On 2 November 2018, as part of the Hermitage Days in Tver, the exhibition “From the collection of the State Hermitage. K. Novosiltov’s Portrait of Grand Duchess Yekaterina Pavlovna” opens in the Tver Regional Art Gallery.
The exhibition is timed to mark the 230th anniversary of the birth of Grand Duchess Yekaterina Pavlovna (1788–1819), the fourth daughter of Emperor Paul I. Between 1809 and 1813, she was the mistress of the Tver Imperial Palace, the building that now houses the Tver Regional Art Gallery. The Portrait of Grand Duchess Yekaterina Pavlovna is going on public display for the first time.

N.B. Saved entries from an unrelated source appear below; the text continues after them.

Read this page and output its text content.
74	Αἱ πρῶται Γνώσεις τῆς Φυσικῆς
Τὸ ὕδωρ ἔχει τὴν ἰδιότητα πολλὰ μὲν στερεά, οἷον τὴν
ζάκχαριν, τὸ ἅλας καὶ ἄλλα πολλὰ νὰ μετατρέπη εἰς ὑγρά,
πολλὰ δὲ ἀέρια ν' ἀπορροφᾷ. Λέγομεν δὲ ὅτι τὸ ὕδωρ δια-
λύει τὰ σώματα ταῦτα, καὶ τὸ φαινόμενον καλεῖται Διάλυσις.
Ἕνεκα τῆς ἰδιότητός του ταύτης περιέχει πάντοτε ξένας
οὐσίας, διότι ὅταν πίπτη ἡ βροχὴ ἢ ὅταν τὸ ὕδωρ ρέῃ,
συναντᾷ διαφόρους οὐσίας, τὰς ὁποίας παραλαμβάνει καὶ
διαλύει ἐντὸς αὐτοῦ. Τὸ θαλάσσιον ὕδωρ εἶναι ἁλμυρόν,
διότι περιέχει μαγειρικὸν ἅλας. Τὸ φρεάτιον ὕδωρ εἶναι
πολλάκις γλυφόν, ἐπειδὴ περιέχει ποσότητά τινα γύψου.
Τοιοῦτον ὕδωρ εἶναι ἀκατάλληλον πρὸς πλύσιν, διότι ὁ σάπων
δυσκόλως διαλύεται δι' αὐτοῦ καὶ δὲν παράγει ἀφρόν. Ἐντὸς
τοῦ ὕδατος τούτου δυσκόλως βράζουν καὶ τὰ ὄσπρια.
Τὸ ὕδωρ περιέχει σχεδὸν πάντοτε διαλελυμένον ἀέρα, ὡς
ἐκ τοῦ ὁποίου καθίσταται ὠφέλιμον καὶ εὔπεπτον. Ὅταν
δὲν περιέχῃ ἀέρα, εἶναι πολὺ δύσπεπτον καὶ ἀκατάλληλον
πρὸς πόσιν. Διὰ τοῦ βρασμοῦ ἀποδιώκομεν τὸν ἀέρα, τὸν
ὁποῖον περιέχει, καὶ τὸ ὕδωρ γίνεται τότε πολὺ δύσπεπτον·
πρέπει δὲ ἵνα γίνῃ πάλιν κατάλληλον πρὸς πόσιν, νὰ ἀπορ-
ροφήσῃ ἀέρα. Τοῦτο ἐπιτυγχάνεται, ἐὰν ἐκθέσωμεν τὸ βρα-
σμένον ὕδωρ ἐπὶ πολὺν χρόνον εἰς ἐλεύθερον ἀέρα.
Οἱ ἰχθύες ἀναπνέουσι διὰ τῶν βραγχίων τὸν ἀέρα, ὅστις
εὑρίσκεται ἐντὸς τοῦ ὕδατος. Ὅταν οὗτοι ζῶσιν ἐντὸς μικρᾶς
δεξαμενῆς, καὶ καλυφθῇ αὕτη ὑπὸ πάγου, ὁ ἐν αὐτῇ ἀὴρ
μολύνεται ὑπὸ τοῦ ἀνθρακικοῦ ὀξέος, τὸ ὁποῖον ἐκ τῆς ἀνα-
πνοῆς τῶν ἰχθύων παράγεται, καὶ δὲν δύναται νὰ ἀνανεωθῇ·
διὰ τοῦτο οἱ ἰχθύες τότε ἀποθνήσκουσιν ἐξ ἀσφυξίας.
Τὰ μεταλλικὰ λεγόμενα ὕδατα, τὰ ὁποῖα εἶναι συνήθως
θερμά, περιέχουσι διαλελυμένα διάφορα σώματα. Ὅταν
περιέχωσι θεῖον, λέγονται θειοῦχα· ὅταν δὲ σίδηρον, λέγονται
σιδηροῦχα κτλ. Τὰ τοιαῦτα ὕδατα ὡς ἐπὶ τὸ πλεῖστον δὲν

The collection of the State Hermitage’s Department of the History of Russian Culture includes a portrait of Grand Duchess Yekaterina Pavlovna showing her standing in a room by a window next to a marble bust of her illustrious grandmother, Empress Catherine II. With her left hand she is pointing to a panoramic view of the city. The artist depicted one of Tver’s main architectural ensembles: the imperial palace that stands on the bank of the Volga and a garden with a broad path running down to the river, as well as the Transfiguration Cathedral that is located on the central square. This is a view of the palace when it was in its heyday, the time when Grand Duchess Yekaterina Pavlovna was its mistress.
The portrait was painted by K. Novosiltov, whose signature has survived on the lower part of the painting. It has proved impossible to find any information about this artist. Most probably he was an amateur painter who lived in Tver.
The Portrait of Grand Duchess Yekaterina Pavlovna adds to the previously known iconography of the Grand Duchess and enlarges the range of visual records showing the appearance of the architectural ensemble of the Tver Imperial Palace and the Transfiguration Cathedral.
The exhibition curator is Natalia Yuryevna Bakhareva, senior researcher in the State Hermitage’s Department of the History of Russian Culture.
A booklet in Russian has been prepared for the exhibition with texts by the Hermitage researchers Natalia Bakhareva and Viacheslav Savelyev.